Yesterday, I found $4.86 in the washer after doing a load of clothes. Since I never carry cash, this is something of a miracle. Where did this $4.86 come from, and what does it signify?
In case it signifies better things to come, I spent the day window shopping for trucks, trailers, and multi-million dollar facilities. In the event that random change keeps showing up in my washing machine, I want to be prepared. It’s important to figure out what I will buy with my new-found wealth.
There are, of course, many ways to window shop. Visiting dealerships. Browsing the web. Driving on the highways and ogling everyone else’s trucks. And trailers.
Specifically, a one-horse trailer that looked like something I would put together.
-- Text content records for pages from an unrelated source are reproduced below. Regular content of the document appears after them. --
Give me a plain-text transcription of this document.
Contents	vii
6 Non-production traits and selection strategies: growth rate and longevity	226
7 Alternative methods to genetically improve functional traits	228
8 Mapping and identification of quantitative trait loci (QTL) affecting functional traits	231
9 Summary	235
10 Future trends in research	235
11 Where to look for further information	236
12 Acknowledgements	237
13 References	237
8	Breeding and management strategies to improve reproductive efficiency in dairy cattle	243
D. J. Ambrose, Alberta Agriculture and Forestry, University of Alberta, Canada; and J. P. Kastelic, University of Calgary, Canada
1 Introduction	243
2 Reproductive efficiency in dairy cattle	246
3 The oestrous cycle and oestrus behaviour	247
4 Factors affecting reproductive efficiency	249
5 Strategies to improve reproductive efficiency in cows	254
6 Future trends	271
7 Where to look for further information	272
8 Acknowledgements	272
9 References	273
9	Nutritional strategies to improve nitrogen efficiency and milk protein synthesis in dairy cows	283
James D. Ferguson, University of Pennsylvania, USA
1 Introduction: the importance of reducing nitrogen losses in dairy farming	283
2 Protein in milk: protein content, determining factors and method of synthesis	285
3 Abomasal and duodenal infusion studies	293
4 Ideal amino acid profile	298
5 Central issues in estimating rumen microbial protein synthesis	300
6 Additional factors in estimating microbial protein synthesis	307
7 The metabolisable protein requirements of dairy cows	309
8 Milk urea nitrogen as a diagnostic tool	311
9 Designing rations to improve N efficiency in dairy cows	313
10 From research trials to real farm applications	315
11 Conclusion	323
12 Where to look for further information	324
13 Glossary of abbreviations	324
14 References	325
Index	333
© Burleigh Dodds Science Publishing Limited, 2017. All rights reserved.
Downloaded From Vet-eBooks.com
For people who have not been following the blog for any length of time, that was not a compliment. My mechanical abilities are… lacking. Entirely. Spectacularly. Electric drills confuse me, and it goes downhill from there.
I’m not sure how to describe this.
Imagine someone led a horse onto a piece of plywood and cobbled together some solid metal walls that went up about as far as the horse’s chest. Now imagine they realized they would need a roof, so they added some posts at the corners and added stock trailer-ish slats on the two long sides. Then they added a gate behind and tarped the top. With canvas. Who needs a waterproof roof, anyway?
If you’ve been paying attention, you realize the horse’s head and neck are currently having over a chest-high wall with nothing containing it. That’s ok—the trailer owner caught that, too. And built a box around the head and neck. And added a second tarp over the head and neck box.
I can only assume they didn’t want to waste the metal that would be required to make the trailer longer overall or something, so they just built it around the horse, in the shape of the horse. But don’t worry—the horse had at least 6” on any side of him to move around, and that’s plenty, right?
Then the trailer builder put the whole contraption on a single axle, hitched it up, and headed down the road.
The horse was a whole lot calmer than I would have been riding in that thing. Or else it was afraid to move and risk knocking off one of the walls.
I don’t have photos of the actual trailer, but it generally looked something like this.
Only it wasn’t quite so classy or solid looking.
Actually, I should have flagged down the driver. It was probably worth about $4.86.
Ro is healthy and is easing back into work.
I went from feeling great at lunch to feeling like I’ve been hit by a truck, so I suspect I am succumbing to a cold or flu or something equally unpleasant.
Oh, winter, how I hate you.
But perhaps the best moment of the past week:
Ro’s attitude had perked up and she was showing interest in food again. Actually, she was showing quite a lot of interest—in molasses.
I’d prepped her food and put it on the locker outside her stall while I ran to the car to get the molasses.
When I came back, Ro was peering intently over the stall wall at something just beyond the tack locker. Her ears were locked forward and she was practically quivering, she was so intent.
Turns out, she’d knocked the bucket of food over.
She stared at the spilled food, looked at me, stared at the spilled food. Looked at me. Stared at the food.
I put the empty bucket back on the locker. Too close to her, as it turned out—she shoved her nose in it, and, when she discovered it was empty, shoved it off the locker.
Stared at the spilled food. Looked at me. Stared at the spilled food.
It’s times like those that I really, really wish I knew what they were thinking.
Just what did she think the food was going to do?!